Mr Amoh-Yartey, Counsel for the accused persons told the Court presided over by Mr Charles Adjei Wilson, that the facts of the case presented by Deputy Superintendent of Police (DSP) Raymond Martey, head of prosecution at the Swedru Divisional Police Headquarters were false and a calculated attempt to infringe on the rights of his clients. The Counsel said the Police violated Public Order Act 491, of 1994, which mandated people to hold demonstration and other public events. He said one of the clients; Nana Bortse was summoned through his son, which was not proper since he had to be served personally. Mr Amoh-Yartey said his clients had not done any thing wrong because they served Police notice to hold the public event and so there was no need for a court action to be instituted against them. Mr Wiafe-Darko, Legal Practitioner and former MP for Akwapim South and Mr Frempong-Armah, a Swedru-based lawyer could not hide their feelings and challenged accused the Police for wrongfully arraigning the four before the court.

He told the court that the Police had violated the Public Order Act because the leaders of the demonstrators notified them and should have written asking them to stop their planned event.
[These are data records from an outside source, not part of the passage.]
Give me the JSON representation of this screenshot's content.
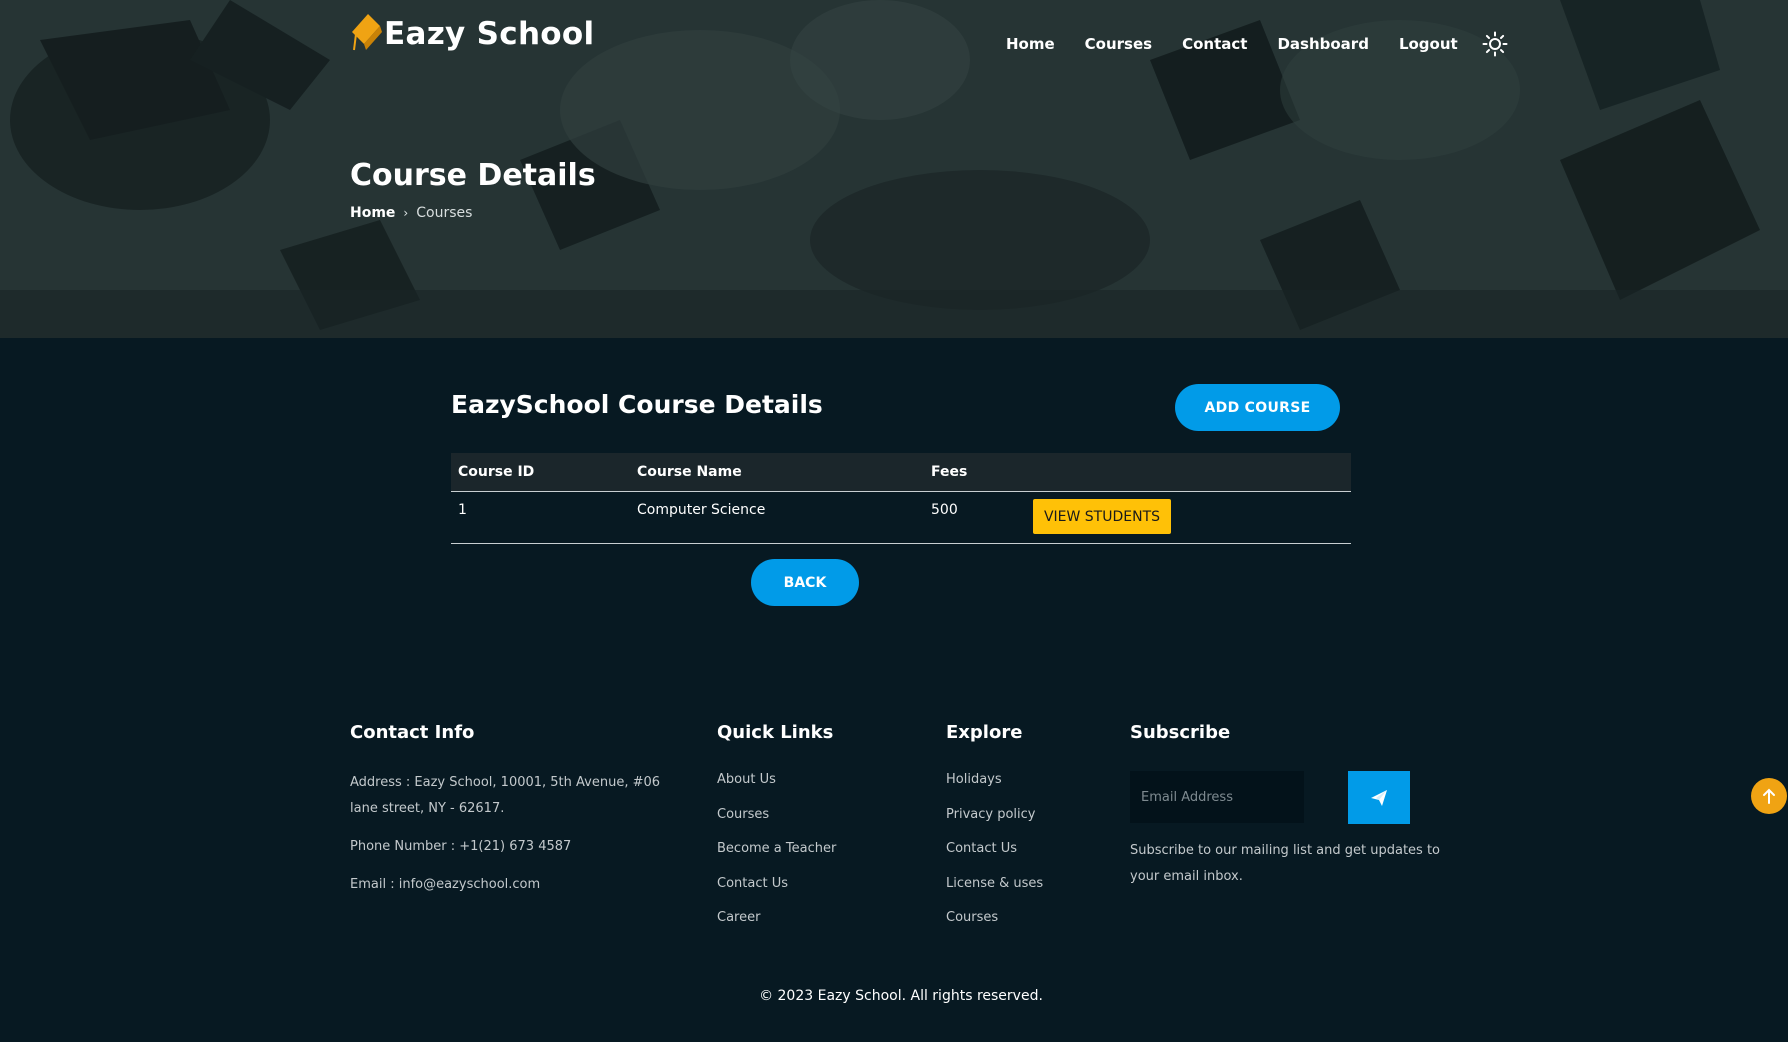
{
  "brand": {
    "name": "Eazy School",
    "logo_color": "#f0a313"
  },
  "nav": {
    "items": [
      "Home",
      "Courses",
      "Contact",
      "Dashboard",
      "Logout"
    ],
    "theme_toggle_icon": "sun-icon"
  },
  "hero": {
    "title": "Course Details",
    "breadcrumb": {
      "home": "Home",
      "separator": "›",
      "current": "Courses"
    }
  },
  "main": {
    "section_title": "EazySchool Course Details",
    "add_course_label": "ADD COURSE",
    "table": {
      "headers": [
        "Course ID",
        "Course Name",
        "Fees"
      ],
      "rows": [
        {
          "id": "1",
          "name": "Computer Science",
          "fees": "500",
          "action": "VIEW STUDENTS"
        }
      ]
    },
    "back_label": "BACK",
    "accent": "#019be8",
    "action_color": "#ffc107"
  },
  "footer": {
    "contact": {
      "title": "Contact Info",
      "address": "Address : Eazy School, 10001, 5th Avenue, #06 lane street, NY - 62617.",
      "phone": "Phone Number : +1(21) 673 4587",
      "email": "Email : info@eazyschool.com"
    },
    "quick_links": {
      "title": "Quick Links",
      "items": [
        "About Us",
        "Courses",
        "Become a Teacher",
        "Contact Us",
        "Career"
      ]
    },
    "explore": {
      "title": "Explore",
      "items": [
        "Holidays",
        "Privacy policy",
        "Contact Us",
        "License & uses",
        "Courses"
      ]
    },
    "subscribe": {
      "title": "Subscribe",
      "placeholder": "Email Address",
      "send_icon": "send-icon",
      "text": "Subscribe to our mailing list and get updates to your email inbox."
    },
    "copyright": "© 2023 Eazy School. All rights reserved."
  },
  "scroll_top_icon": "arrow-up-icon"
}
Mr Wiafe-Darko said the accused had the right to demonstrate since they only wanted to petition the President about the development of Winneba, which was their constitutional right. Mr Frempong-Armah described the action of the Police "as bullying, intimidating and threatening" and cautioned the service personnel to desist from dabbling in chieftaincy affairs, which could lead to violence.
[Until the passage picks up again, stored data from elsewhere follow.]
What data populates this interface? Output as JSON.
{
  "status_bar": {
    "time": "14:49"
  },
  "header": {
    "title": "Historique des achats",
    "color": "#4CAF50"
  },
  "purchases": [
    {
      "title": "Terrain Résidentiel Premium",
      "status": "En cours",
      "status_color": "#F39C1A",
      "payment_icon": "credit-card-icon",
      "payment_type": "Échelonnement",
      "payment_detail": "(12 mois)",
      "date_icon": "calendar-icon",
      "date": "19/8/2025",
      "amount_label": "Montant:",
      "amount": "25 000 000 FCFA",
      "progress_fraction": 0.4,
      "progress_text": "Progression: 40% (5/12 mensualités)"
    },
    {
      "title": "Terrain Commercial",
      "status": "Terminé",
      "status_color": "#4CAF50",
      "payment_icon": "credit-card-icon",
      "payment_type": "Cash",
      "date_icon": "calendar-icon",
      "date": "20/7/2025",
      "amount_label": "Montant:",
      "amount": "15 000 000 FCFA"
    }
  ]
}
He said it was unfair for the police to prevent leaders of the demonstrators who were on a peaceful demonstration to present their petition through the DCE.

When the Presiding Judge asked Assistant Superintendent of Police (ASP) Gasu to brief the court whether the four notified the Service, he replied that there was no notice to the Police and this generated heated argument between him and the lawyers. For peace and stability to prevail at Winneba, the court granted them bail in the sum of five million cedis each with two sureties. The prosecution had told the court that the accused led a group of people on the 18th of April 2006, to demonstrate through the principal streets of Winneba to present their petition through the DCE to the President.

DSP Martey said the Police resisted the attempt by the leaders of the demonstrators who were carrying placards, singing war songs and dancing, marched to the premises of the District Assembly.